Gospel of the Working Class
New work by Tabitha Arnold (American, b. 1995)
January 17-March 8, 2025
Opening events:
Reception: Sat, Jan 18, 5-7pm, Fine Arts Center
Artist Talk: Fri, Jan 24, 12pm in FAC 315
Gospel of the Working Class is a solo exhibition of recent new labor-intensive textiles by Tabitha Arnold, including both archival ephemera and contemporary videos by collections and collaborators that inform Arnold’s studio practice and personal ethos. Relocated back to Chattanooga after the pandemic, Arnold’s new work focuses on both historic and contemporary labor histories unique to our city.
A new digital essay on Arnold’s work is contributed by writer and reporter Sarah Jaffe. Read it here:
Arnold says during a recent studio visit: “I have a romantic idea about Chattanooga.” Arnold’s large tapestries borrow imagery from Bible Belt spirituality, social-realist public art movements, and ancient art motifs to create, what she believes, are new artifacts from a working-class perspective. Her work interweaves contemporary events with images of historical class struggle, with a special focus on the lesser-known history of labor organizing in the South. On view are three new textiles completed in the past year informed by specific labor histories in Chattanooga, titled These Hands, Mill Town, and I Walk.

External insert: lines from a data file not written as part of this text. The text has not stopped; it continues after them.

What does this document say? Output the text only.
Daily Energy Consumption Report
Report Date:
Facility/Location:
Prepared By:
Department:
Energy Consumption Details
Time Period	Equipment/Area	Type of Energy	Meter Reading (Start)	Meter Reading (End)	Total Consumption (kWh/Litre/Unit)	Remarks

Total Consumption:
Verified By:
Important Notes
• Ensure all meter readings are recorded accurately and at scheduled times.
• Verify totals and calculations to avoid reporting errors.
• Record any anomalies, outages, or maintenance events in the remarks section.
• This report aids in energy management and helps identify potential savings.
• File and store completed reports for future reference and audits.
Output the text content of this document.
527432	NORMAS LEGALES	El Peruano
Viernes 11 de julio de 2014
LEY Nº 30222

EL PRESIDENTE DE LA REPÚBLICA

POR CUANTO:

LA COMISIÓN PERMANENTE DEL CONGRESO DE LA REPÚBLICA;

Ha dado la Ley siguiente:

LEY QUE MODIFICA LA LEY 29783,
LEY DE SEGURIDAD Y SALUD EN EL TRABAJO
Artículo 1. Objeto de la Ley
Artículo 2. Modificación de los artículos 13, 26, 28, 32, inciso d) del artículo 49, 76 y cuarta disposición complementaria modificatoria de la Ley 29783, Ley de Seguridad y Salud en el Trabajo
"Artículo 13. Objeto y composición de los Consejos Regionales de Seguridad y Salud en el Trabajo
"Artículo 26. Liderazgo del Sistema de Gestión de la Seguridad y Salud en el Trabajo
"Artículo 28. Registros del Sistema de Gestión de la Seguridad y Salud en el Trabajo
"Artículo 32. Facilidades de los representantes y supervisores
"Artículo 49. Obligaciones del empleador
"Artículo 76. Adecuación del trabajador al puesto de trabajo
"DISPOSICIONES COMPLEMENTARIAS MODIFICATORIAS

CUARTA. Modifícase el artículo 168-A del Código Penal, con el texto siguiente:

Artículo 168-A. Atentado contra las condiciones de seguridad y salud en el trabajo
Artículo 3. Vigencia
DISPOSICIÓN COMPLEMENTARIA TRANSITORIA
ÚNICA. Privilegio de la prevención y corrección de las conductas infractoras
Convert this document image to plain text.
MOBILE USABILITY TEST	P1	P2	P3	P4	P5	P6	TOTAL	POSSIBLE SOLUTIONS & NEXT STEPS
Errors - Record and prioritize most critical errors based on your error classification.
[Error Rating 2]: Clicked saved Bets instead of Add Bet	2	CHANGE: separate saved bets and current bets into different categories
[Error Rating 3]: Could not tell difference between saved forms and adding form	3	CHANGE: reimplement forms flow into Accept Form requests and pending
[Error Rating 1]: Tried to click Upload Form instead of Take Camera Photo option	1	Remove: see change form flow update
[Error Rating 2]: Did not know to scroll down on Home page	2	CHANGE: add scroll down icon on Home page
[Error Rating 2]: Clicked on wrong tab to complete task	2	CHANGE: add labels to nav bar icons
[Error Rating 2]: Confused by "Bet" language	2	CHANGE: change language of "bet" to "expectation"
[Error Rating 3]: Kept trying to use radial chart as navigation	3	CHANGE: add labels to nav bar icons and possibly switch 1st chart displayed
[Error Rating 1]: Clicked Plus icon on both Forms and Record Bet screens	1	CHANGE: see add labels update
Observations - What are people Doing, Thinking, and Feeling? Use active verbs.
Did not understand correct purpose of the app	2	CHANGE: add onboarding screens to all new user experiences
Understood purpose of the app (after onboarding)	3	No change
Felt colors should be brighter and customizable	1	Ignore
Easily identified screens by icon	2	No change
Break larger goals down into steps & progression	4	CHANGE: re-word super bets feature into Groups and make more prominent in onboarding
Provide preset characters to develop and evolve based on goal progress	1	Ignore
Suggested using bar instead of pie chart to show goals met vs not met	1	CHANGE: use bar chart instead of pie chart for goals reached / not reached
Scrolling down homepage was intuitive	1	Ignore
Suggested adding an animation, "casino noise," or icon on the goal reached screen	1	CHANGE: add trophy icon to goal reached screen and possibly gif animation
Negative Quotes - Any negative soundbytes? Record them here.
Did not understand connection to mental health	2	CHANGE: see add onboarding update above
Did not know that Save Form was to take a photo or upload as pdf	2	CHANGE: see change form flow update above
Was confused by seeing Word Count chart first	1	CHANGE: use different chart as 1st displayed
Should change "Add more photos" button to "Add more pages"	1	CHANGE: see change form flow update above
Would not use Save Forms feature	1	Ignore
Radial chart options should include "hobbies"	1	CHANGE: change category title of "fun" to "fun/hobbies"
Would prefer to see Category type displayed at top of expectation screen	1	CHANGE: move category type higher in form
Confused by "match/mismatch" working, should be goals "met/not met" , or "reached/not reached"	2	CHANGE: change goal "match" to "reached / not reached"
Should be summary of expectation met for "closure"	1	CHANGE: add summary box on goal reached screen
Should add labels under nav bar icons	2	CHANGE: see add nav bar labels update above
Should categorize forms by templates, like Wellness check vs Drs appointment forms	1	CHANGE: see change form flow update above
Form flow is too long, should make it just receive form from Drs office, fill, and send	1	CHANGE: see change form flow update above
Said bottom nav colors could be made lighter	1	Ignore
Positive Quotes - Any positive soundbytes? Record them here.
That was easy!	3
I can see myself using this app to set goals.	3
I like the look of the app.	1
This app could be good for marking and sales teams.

Born in Chattanooga, Tennessee, Arnold studied painting at the Pennsylvania Academy of Fine Arts in Philadelphia and only later transitioned into a self-learned practice of weaving and punch needle embroidery. As a socialist and labor organizer, she’s inspired by her own experience coming of age during a wave of unionization in the United States. Working in the service industry for many years—a marketspace she says has a high physical but low mental load—Arnold began to think about “work” differently, and how this perspective applies to stereotyping art workers or art jobs. For Arnold, tracking her time and effort (the labor of her making—whether physical, intellectual, or emotional) is a critical practice that quantifies the unique resource created.
Arnold hopes that her work can live both as a motivational object and serve a future life as a historic artifact or monument that documents moments from a worker’s perspective. In this way, these textiles serve a function as political education and hopefully speak to our city’s labor histories and events in the context of collective heroism.
Sarah Jaffe is a writer and reporter living in New Orleans and on the road. She is the author of Work Won’t Love You Back: How Devotion To Our Jobs Keeps Us Exploited, Exhausted, and Alone; Necessary Trouble: Americans in Revolt, and the forthcoming From the Ashes: Grief and Revolution in a World on Fire, all from Bold Type Books.
Her journalism covers the politics of power, from the workplace to the streets, and her writing has been published in The Nation, The Washington Post, The Guardian, The New Republic, the New York Review of Books, and many other outlets. She is a columnist at The Progressive and a contributing writer at In These Times. She also co-hosts the Belabored podcast, with Michelle Chen, covering today’s labor movement, and Heart Reacts, with Craig Gent, an advice podcast for the collapse of late capitalism.